Sherald's portraits are life-sized — her subject's head in a painting is about the same size it is in reality, as are their shoulders, hands and hips. But most are three-quarter length, with the painting beginning slightly below the person's knees.

An audience member at Hopkins observed that this creates a feeling of intimacy; a viewer has to be standing quite close to someone else in real life for the other person's feet not to be visible.

"The face is the most important part of the portrait and the eyes are the most relevant part of the face," Sherald said. "The souls come through the eyes. I hang my paintings about one foot lower than they are usually hung in galleries. I want you to walk right up to one of my portraits instead of having to look up at it."

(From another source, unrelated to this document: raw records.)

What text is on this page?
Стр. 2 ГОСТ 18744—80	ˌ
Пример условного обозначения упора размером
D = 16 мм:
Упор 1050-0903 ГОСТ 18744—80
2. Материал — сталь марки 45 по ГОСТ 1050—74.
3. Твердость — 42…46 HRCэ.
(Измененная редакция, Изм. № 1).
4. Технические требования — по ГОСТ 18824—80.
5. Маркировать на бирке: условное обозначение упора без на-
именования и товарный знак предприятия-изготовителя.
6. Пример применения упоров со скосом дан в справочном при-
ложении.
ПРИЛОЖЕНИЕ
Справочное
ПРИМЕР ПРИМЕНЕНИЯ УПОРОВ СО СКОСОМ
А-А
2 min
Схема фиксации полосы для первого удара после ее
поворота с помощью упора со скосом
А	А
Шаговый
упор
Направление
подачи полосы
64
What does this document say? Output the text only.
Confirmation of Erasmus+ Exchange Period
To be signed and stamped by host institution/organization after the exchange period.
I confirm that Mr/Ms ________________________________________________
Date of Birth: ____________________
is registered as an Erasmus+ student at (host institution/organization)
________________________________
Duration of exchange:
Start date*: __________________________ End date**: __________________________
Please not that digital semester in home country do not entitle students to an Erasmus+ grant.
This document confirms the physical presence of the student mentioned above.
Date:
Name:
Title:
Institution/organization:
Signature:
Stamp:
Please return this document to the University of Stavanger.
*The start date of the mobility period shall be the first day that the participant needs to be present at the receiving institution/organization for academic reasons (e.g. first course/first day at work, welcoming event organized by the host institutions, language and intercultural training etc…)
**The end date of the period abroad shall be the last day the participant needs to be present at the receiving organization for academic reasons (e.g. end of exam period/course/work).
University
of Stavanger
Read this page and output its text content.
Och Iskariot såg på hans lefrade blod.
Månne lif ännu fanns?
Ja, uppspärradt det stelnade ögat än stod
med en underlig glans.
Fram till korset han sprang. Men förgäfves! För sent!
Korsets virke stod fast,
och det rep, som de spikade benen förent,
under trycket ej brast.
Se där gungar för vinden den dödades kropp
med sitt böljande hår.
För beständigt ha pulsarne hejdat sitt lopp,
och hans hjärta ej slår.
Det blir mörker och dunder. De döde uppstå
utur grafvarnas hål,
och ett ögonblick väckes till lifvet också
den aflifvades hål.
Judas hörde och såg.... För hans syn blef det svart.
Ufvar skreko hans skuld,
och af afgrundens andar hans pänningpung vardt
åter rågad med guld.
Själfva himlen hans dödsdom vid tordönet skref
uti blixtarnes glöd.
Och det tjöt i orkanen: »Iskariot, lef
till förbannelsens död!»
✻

The paintings often contain a hidden, autobiographical element. For instance, a 2011 work called "It Made Sense...Mostly In Her Mind" shows a woman in a navy blue equestrian-style blazer and lilac hard hat. The woman is holding a hobby horse sporting the head of a unicorn.

Sherald said that's a reference to the summer she spent at camp as a preteen. One of her tent-mates assumed that Sherald, who has golden-brown skin, is white, and told her: "I'm really glad I didn't have to room with a [racial slur]. My parents were really worried about it."

Young Amy was so taken aback that she didn't know how to respond.

"I never told her," said Sherald, "that I'm black."


Most of the paintings have long, poetic names that nonetheless seem exactly right. For instance, a painting created earlier this year depicts a young man in a flowered hat who may be gender-fluid. It is titled, "Try on dreams until I find the one that fits me. They all fit me."

Sherald told the group that it's her writer sister who comes up with these evocative titles.

"I text her the image, and say, 'Can you name this?'" Sherald said.

"I'm not a very verbal person. But, I think I get a more authentic response because my sister isn't connected emotionally to the work."

Sherald's portraits nearly always look directly at the viewer — a pose she jokingly refers to as "the missionary position." The gaze is level, the expression deadpan, the mouth relaxed but unsmiling. Earlier works tended to incorporate fanciful elements, but recently the artist has focused instead on showing her subjects pursuing daily activities: holding a child, going for a swim.

"I just want to make mirrors for people to see themselves in," she said. "My work is for the masses and not the [upper] classes, even though it's the classes that pay the rent. There is no value in work that cannot be part of the community.

"To be human," she said, "is to be visible."